For 3 months he remained on weekly plasma exchange, regular haemodialysis, IVIg for thrombocytopaenia, and strict blood pressure control. C3 levels gradually rose. After 3 months there began a steady improvement in his urine output and 1-l plasma infusions replaced plasma exchange. A sustained rise in his renal function allowed dialysis withdrawal 120 days after initial presentation. He remains dialysis independent with a creatinine of 220 µmol/l (creatinine clearance 53 ml/min) 1 year after stopping dialysis. His LDH is normal and platelet count has leveled at 120x109/l (Figure 1Go). He remains on Doxazosin and Perindopril to control his blood pressure at 130/80 mmHg.

Discussion.

Factor H deficiency is rare [3]. It has been associated with SLE like collagen vascular disease, increased susceptibility to infection and glomerulonephritis (reviewed in [3,4]) and over 30 cases of HUS. In a study within families with inherited HUS, subjects with low C3 levels had a 16.56 relative risk of HUS (CI 1.66–162.39) [5].

Mortality of factor H-related HUS remains unacceptably high. Reported cases associated with deficiency demonstrate a mortality of 48%. Those patients that survive and require dialysis have rarely recovered independent renal function (our patient is only the second affected individual). IVIg has previously been used in H-HUS [6,7]. It is thought to act as a receptor for activated complement components such as C3b [8] thereby diverting them from target surfaces. In our patient, the platelet count response to intravenous immunoglobulin given during concurrent weekly plasma exchanges was impressive, but virtually non-existent when given during weekly plasma infusions. This synergy may be caused by the removal of the bound C3b-immunoglobulin during the plasma exchange process.

Based on these findings we suggest a prolonged ‘induction regimen’ of combined plasma exchange (using FFP as replacement fluid) and IVIg (titrated to the platelet count). If renal biopsy confirms reasonable renal preservation, treatment should not be abandoned too early, as there may still be response several months into the regimen.
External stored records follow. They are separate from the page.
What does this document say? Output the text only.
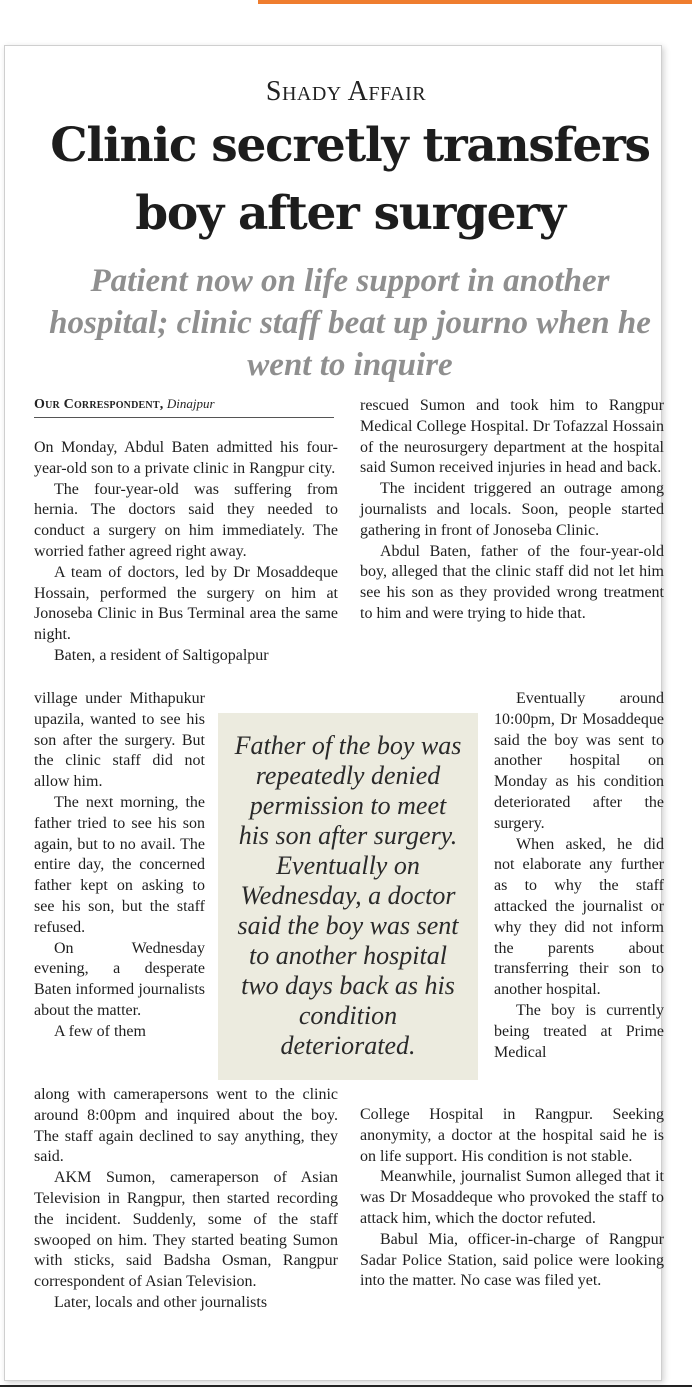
Shady Affair
Clinic secretly transfers boy after surgery
Patient now on life support in another hospital; clinic staff beat up journo when he went to inquire
Our Correspondent, Dinajpur

On Monday, Abdul Baten admitted his four-year-old son to a private clinic in Rangpur city.

The four-year-old was suffering from hernia. The doctors said they needed to conduct a surgery on him immediately. The worried father agreed right away.

A team of doctors, led by Dr Mosaddeque Hossain, performed the surgery on him at Jonoseba Clinic in Bus Terminal area the same night.

Baten, a resident of Saltigopalpur

village under Mithapukur upazila, wanted to see his son after the surgery. But the clinic staff did not allow him.

The next morning, the father tried to see his son again, but to no avail. The entire day, the concerned father kept on asking to see his son, but the staff refused.

On Wednesday evening, a desperate Baten informed journalists about the matter.

A few of them

along with camerapersons went to the clinic around 8:00pm and inquired about the boy. The staff again declined to say anything, they said.

AKM Sumon, cameraperson of Asian Television in Rangpur, then started recording the incident. Suddenly, some of the staff swooped on him. They started beating Sumon with sticks, said Badsha Osman, Rangpur correspondent of Asian Television.

Later, locals and other journalists

rescued Sumon and took him to Rangpur Medical College Hospital. Dr Tofazzal Hossain of the neurosurgery department at the hospital said Sumon received injuries in head and back.

The incident triggered an outrage among journalists and locals. Soon, people started gathering in front of Jonoseba Clinic.

Abdul Baten, father of the four-year-old boy, alleged that the clinic staff did not let him see his son as they provided wrong treatment to him and were trying to hide that.

Eventually around 10:00pm, Dr Mosaddeque said the boy was sent to another hospital on Monday as his condition deteriorated after the surgery.

When asked, he did not elaborate any further as to why the staff attacked the journalist or why they did not inform the parents about transferring their son to another hospital.

The boy is currently being treated at Prime Medical

College Hospital in Rangpur. Seeking anonymity, a doctor at the hospital said he is on life support. His condition is not stable.

Meanwhile, journalist Sumon alleged that it was Dr Mosaddeque who provoked the staff to attack him, which the doctor refuted.

Babul Mia, officer-in-charge of Rangpur Sadar Police Station, said police were looking into the matter. No case was filed yet.

Father of the boy was repeatedly denied permission to meet his son after surgery. Eventually on Wednesday, a doctor said the boy was sent to another hospital two days back as his condition deteriorated.
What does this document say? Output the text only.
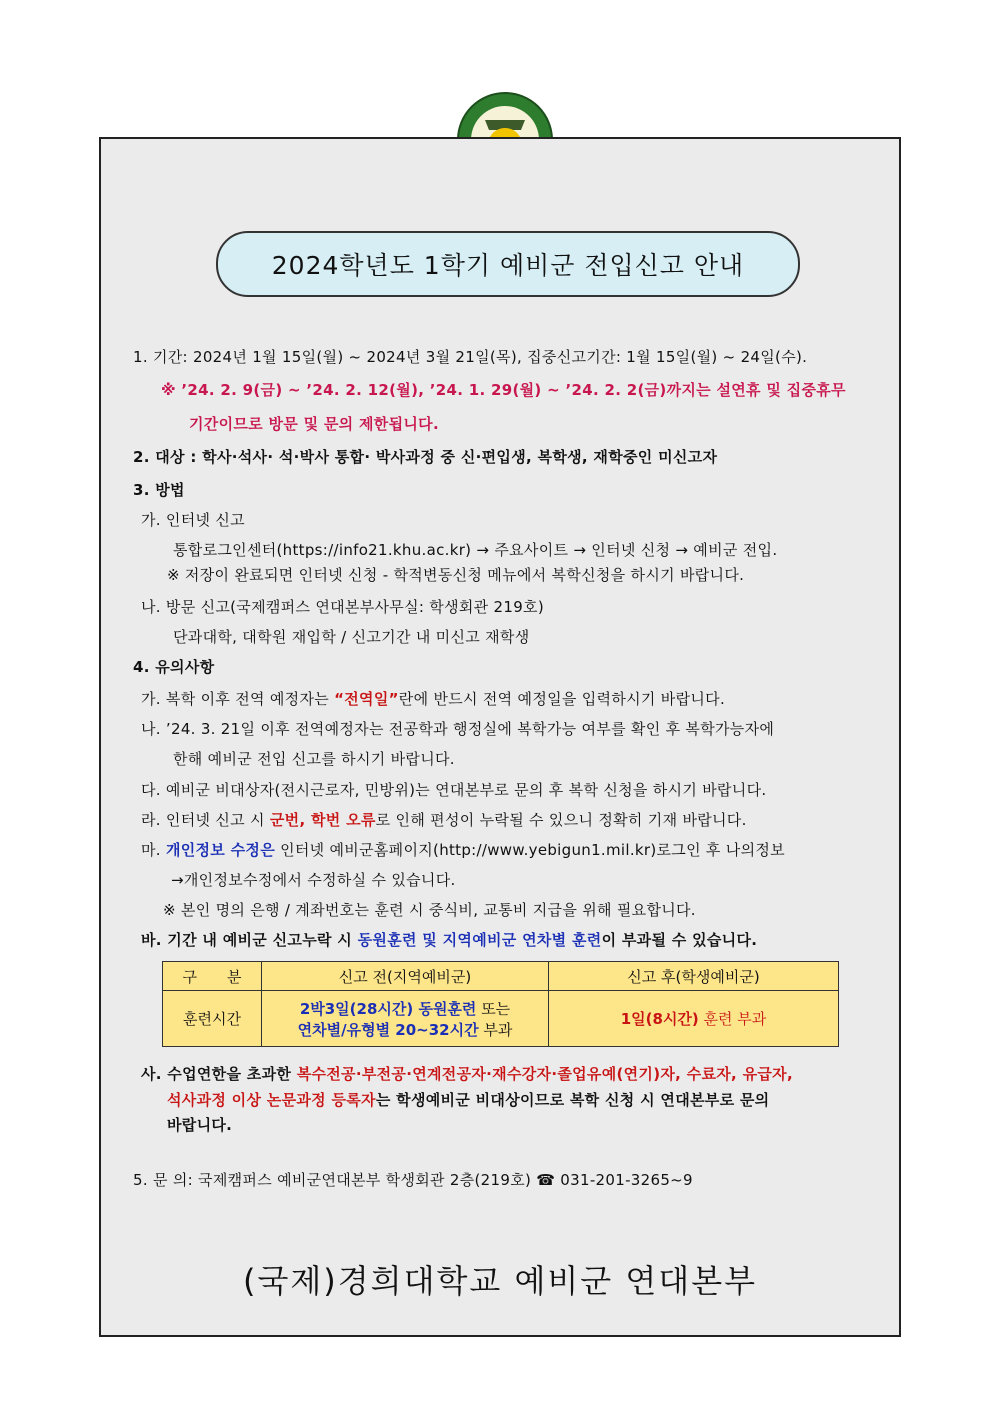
2024학년도 1학기 예비군 전입신고 안내
1. 기간: 2024년 1월 15일(월) ~ 2024년 3월 21일(목), 집중신고기간: 1월 15일(월) ~ 24일(수).
※ ’24. 2. 9(금) ~ ’24. 2. 12(월), ’24. 1. 29(월) ~ ’24. 2. 2(금)까지는 설연휴 및 집중휴무
기간이므로 방문 및 문의 제한됩니다.
2. 대상 : 학사·석사· 석·박사 통합· 박사과정 중 신·편입생, 복학생, 재학중인 미신고자
3. 방법
가. 인터넷 신고
통합로그인센터(https://info21.khu.ac.kr) → 주요사이트 → 인터넷 신청 → 예비군 전입.
※ 저장이 완료되면 인터넷 신청 - 학적변동신청 메뉴에서 복학신청을 하시기 바랍니다.
나. 방문 신고(국제캠퍼스 연대본부사무실: 학생회관 219호)
단과대학, 대학원 재입학 / 신고기간 내 미신고 재학생
4. 유의사항
가. 복학 이후 전역 예정자는 “전역일”란에 반드시 전역 예정일을 입력하시기 바랍니다.
나. ’24. 3. 21일 이후 전역예정자는 전공학과 행정실에 복학가능 여부를 확인 후 복학가능자에
한해 예비군 전입 신고를 하시기 바랍니다.
다. 예비군 비대상자(전시근로자, 민방위)는 연대본부로 문의 후 복학 신청을 하시기 바랍니다.
라. 인터넷 신고 시 군번, 학번 오류로 인해 편성이 누락될 수 있으니 정확히 기재 바랍니다.
마. 개인정보 수정은 인터넷 예비군홈페이지(http://www.yebigun1.mil.kr)로그인 후 나의정보
→개인정보수정에서 수정하실 수 있습니다.
※ 본인 명의 은행 / 계좌번호는 훈련 시 중식비, 교통비 지급을 위해 필요합니다.
바. 기간 내 예비군 신고누락 시 동원훈련 및 지역예비군 연차별 훈련이 부과될 수 있습니다.
구　　분	신고 전(지역예비군)	신고 후(학생예비군)
훈련시간	2박3일(28시간) 동원훈련 또는
연차별/유형별 20~32시간 부과	1일(8시간) 훈련 부과
사. 수업연한을 초과한 복수전공·부전공·연계전공자·재수강자·졸업유예(연기)자, 수료자, 유급자,
석사과정 이상 논문과정 등록자는 학생예비군 비대상이므로 복학 신청 시 연대본부로 문의
바랍니다.
5. 문 의: 국제캠퍼스 예비군연대본부 학생회관 2층(219호) ☎ 031-201-3265~9
(국제)경희대학교 예비군 연대본부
Factor H levels are almost normal in stored fresh frozen plasma (440 mg/l in a standard bag of FFP tested), and it is likely that plasma exchange acts as a surrogate form of factor H delivery.

Once the endothelial activation is reduced (as evidenced by stable platelets, normal LDH, reduced need for blood transfusion and improvement in renal function) the requirement for factor H supplementation appears to be reduced in our factor H haemideficient patient. He remains stable despite continued lowered C3 and factor H levels and is off all treatment except anti-hypertensives.